As shown in the composition of the electrolyte holder in Table 1, glass fibers have an average diameter of 0.7 μm, 4 μm, and 16 μm, and inorganic powders such as silicate powder and diatomaceous earth are mixed and stirred with pure water, and then dried after papermaking. Thus, an electrolyte holder made of a porous body having a thickness of 2.4 mm was prepared.

A 200 Ah sealed lead-acid battery was manufactured using these electrolyte holders and a 250 mm-high electrode plate. After injecting an electrolytic solution with a specific gravity of 1.300 and checking the battery capacity, "Discharge 40A (0.2C
A), 8 hours; charge test 60 A (0.3 CA), charge voltage 2.45 V / cell, 8 hours; temperature 20 ° C. " After 10 cycles, the battery was disassembled, the specific gravity of the upper and lower parts of the battery electrode plate was measured, and the specific gravity difference was measured.

According to the results shown in Table 1, in the case of glass fibers having an average diameter of less than 1.0 μm, stratification of the electrolytic solution is suppressed when the amount of the inorganic powder is 40 to 70% by weight. Generally, the problem of stratification is when the specific gravity difference is 0.05 or more,
Between 0.05 and 0.05 is considered a cautionary level.

About the thickness of the glass fiber, for example, average diameter 4.0μ
When m is mixed, the difference in specific gravity becomes large, and it becomes a level to be noted depending on the type of battery. When no glass fiber of less than 1.0 μm is contained, the difference in specific gravity is obviously large. As described above, it was found that when glass fibers having an average diameter of 1.0 μm or more were included, stratification was increased.

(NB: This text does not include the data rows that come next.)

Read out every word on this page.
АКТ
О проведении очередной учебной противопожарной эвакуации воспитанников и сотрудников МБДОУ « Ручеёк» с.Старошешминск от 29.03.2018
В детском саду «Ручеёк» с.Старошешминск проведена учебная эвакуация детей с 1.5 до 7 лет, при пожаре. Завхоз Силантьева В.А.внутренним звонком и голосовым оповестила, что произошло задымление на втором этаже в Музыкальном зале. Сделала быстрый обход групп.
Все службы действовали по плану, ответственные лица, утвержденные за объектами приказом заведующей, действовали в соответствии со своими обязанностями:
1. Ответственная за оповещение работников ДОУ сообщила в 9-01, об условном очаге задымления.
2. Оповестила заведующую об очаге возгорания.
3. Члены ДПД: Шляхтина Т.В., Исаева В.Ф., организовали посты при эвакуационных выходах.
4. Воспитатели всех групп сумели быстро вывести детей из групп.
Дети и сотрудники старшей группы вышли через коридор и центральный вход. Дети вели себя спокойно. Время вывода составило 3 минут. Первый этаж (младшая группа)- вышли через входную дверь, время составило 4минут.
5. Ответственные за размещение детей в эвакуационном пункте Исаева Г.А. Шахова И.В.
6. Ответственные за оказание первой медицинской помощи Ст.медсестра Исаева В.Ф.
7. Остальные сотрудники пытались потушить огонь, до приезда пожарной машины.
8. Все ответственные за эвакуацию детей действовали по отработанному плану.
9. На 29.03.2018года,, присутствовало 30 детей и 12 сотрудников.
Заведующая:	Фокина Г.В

As described above, according to the present invention, the average diameter is 1.0 μm.
Because a porous body containing 40 to 70% by weight of acid-resistant silicate powder and diatomaceous earth-based inorganic powder in glass fiber of less than m is used as the electrolyte holder, the electrolyte is layered in a sealed lead-acid battery. And the cost can be reduced by using a large amount of inorganic powder.

 ──────────────────────────────────────────────────続 き Continuation of the front page (56) References JP-A-60-221954 (JP, A) JP-A-61-80750 (JP, A)

Claims (1)

(57) [Claims] 1. An acid-resistant silicic acid powder and an inorganic powder made from diatomaceous earth are mixed with glass fibers having an average diameter of less than 1.0 μm.
A sealed lead-acid battery using a porous body containing 40 to 70% by weight as an electrolyte holder.